Stone kramte ein Paar Handschuhe aus dem MET. Die aus schwerem Gewebe bestehenden und mit Draht verstärkten Textilien sollten die Druckhandschuhe simulieren, die sie auf dem Mars würden tragen müssen. Nachdem er die Handschuhe übergestreift hatte, holte er das SEP aus dem Karren. Das SEP - eine Kollektion wissenschaftlicher Instrumente - hatte die Form einer Hantel und auch das entsprechende Gewicht. Es sollte ihnen ein Gefühl für das Gewicht vermitteln, welches das Originalteil in der Mars-Schwerkraft hatte.
Bleeker hatte inzwischen etwa dreißig Meter zurückgelegt. »Hierher«, rief er. »Hier kommt man besser voran.«
Stone ging in seine Richtung. »Also, Natalie, ich baue nun das SEP auf.«
»Rog.«
Es war anstrengend, mit den steifen Handschuhen die Hantel am Griff zu packen und sie vom Körper wegzuhalten. Nach vielleicht zehn Metern blieb er stehen und setzte das SEP ab.
»Das ist doch nur Sperrholz, Phil«, sagte Bleeker und lachte.

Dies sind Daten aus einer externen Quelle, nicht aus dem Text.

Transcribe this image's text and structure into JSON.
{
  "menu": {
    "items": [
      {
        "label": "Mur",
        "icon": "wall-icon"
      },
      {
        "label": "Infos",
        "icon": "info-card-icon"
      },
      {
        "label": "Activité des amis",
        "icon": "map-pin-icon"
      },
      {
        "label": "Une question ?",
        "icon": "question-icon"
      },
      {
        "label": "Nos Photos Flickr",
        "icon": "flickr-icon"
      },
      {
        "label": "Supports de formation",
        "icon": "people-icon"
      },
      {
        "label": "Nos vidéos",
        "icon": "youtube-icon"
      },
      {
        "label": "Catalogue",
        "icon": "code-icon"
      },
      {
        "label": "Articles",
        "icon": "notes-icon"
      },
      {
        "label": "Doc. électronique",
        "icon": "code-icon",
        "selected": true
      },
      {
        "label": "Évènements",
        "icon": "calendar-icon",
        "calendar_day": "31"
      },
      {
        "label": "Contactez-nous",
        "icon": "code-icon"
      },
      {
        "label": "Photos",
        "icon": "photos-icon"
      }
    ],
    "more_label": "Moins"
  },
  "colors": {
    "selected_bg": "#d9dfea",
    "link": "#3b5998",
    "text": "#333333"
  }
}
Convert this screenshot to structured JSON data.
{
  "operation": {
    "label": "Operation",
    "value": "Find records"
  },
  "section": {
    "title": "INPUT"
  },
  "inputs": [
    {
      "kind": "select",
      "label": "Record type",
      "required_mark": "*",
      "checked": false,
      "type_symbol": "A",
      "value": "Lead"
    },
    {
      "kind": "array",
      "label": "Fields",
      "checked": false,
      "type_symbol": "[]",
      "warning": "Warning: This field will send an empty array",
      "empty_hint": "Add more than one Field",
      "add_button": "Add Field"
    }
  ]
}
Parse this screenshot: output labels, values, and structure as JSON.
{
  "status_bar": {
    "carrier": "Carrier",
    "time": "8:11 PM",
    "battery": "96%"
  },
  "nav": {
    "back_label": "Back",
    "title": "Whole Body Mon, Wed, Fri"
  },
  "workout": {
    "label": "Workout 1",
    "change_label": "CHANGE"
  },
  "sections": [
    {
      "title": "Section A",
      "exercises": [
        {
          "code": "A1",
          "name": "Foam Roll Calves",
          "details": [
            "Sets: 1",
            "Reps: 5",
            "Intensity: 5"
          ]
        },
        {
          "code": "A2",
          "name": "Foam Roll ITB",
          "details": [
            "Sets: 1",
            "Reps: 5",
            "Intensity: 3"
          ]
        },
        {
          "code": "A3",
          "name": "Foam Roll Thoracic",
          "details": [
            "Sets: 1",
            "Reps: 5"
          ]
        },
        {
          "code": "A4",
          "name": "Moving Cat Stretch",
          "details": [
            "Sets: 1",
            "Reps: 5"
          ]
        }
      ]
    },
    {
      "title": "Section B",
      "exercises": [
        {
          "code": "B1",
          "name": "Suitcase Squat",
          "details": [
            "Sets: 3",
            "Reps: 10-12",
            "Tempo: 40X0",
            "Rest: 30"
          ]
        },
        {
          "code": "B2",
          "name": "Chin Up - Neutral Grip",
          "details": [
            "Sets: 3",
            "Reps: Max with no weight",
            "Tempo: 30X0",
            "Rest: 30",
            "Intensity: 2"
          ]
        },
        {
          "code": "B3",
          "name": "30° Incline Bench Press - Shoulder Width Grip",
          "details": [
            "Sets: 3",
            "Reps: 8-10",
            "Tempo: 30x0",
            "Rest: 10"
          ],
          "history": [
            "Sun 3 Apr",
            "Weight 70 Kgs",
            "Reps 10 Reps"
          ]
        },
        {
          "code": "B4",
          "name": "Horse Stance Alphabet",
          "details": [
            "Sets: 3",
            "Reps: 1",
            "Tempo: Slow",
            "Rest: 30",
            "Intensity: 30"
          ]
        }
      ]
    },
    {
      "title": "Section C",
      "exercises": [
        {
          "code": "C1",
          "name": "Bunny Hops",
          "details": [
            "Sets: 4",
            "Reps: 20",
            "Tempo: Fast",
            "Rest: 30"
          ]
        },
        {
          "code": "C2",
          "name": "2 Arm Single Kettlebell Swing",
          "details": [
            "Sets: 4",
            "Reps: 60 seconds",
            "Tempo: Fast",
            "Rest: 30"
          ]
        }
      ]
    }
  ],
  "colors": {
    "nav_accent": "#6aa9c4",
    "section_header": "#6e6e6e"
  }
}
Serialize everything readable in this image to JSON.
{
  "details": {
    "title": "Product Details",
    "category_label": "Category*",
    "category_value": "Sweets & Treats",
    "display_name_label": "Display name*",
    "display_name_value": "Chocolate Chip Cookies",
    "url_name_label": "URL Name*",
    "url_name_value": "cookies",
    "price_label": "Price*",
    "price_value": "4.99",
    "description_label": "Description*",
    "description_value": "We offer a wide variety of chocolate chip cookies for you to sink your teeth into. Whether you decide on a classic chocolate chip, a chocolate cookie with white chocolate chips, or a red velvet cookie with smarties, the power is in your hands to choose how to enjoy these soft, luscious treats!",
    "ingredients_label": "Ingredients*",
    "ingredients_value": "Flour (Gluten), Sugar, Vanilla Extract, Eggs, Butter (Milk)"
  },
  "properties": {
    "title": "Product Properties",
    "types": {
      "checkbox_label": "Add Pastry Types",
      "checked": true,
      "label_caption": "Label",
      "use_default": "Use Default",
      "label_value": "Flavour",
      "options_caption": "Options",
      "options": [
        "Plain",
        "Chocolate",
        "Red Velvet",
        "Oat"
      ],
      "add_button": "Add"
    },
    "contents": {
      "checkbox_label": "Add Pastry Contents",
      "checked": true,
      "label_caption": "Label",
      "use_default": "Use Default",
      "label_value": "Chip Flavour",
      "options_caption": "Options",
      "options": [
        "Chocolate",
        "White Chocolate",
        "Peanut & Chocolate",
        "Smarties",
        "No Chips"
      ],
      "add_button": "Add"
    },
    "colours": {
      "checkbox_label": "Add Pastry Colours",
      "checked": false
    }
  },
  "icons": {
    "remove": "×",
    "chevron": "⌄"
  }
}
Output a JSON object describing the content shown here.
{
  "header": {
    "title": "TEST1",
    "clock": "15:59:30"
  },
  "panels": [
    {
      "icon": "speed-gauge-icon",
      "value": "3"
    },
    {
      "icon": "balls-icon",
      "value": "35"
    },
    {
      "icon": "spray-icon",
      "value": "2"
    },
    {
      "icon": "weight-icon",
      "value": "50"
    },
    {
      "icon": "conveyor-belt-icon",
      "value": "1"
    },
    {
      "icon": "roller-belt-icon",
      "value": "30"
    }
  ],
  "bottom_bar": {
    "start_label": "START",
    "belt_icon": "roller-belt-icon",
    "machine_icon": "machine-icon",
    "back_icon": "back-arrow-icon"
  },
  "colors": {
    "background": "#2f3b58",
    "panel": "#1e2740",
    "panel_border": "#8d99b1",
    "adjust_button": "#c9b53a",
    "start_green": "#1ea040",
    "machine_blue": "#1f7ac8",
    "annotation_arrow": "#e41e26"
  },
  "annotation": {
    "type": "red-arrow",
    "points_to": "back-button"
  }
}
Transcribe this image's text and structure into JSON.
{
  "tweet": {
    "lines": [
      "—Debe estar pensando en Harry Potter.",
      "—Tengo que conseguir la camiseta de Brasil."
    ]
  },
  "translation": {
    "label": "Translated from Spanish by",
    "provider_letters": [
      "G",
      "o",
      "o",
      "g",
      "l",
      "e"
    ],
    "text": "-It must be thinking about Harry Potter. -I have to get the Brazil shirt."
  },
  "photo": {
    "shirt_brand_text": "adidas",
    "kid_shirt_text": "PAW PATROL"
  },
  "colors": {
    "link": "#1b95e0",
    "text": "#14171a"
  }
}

»Verdammt noch mal«, schrie Stone, »mußtest du so weit gehen?«
»Das weißt du doch.«
Bleeker hatte natürlich recht; auf dem Mars würden sie sich mit den SEPs so weit vom MEM beziehungsweise vom Marsrover entfernen müssen, bis sie sicher waren, daß der von den Fahrzeugen aufgewirbelte Staub die Geräte nicht mehr beeinträchtigte.
Er streifte die Handschuhe ab und schleuderte sie in die ungefähre Richtung des MET, ohne sich zu vergewissern, wo sie gelandet waren.
Bleeker stieß einen Pfiff aus. »Meinst du, das war korrekt, Skipper?«
»Melde mich doch.«
Er schaffte die SEP-Attrappe zu Bleeker und setzte sie ab. Gemeinsam bauten sie die Instrumente auf.
Die Montage des SEP glich dem Aufbau eines Grills. Lösen Sie die Schrauben. Nehmen Sie die Kartons aus den StyroporVerpackungen. Stampfen Sie die Erde fest - was im Kiesbett gar nicht so einfach war - und stellen Sie die Instrumente auf. Achten Sie darauf, daß die Instrumente in die richtige Richtung weisen und daß sie den richtigen Abstand haben. Und sehen Sie zu, daß Sie sie nicht verschmutzen - gottverdammt!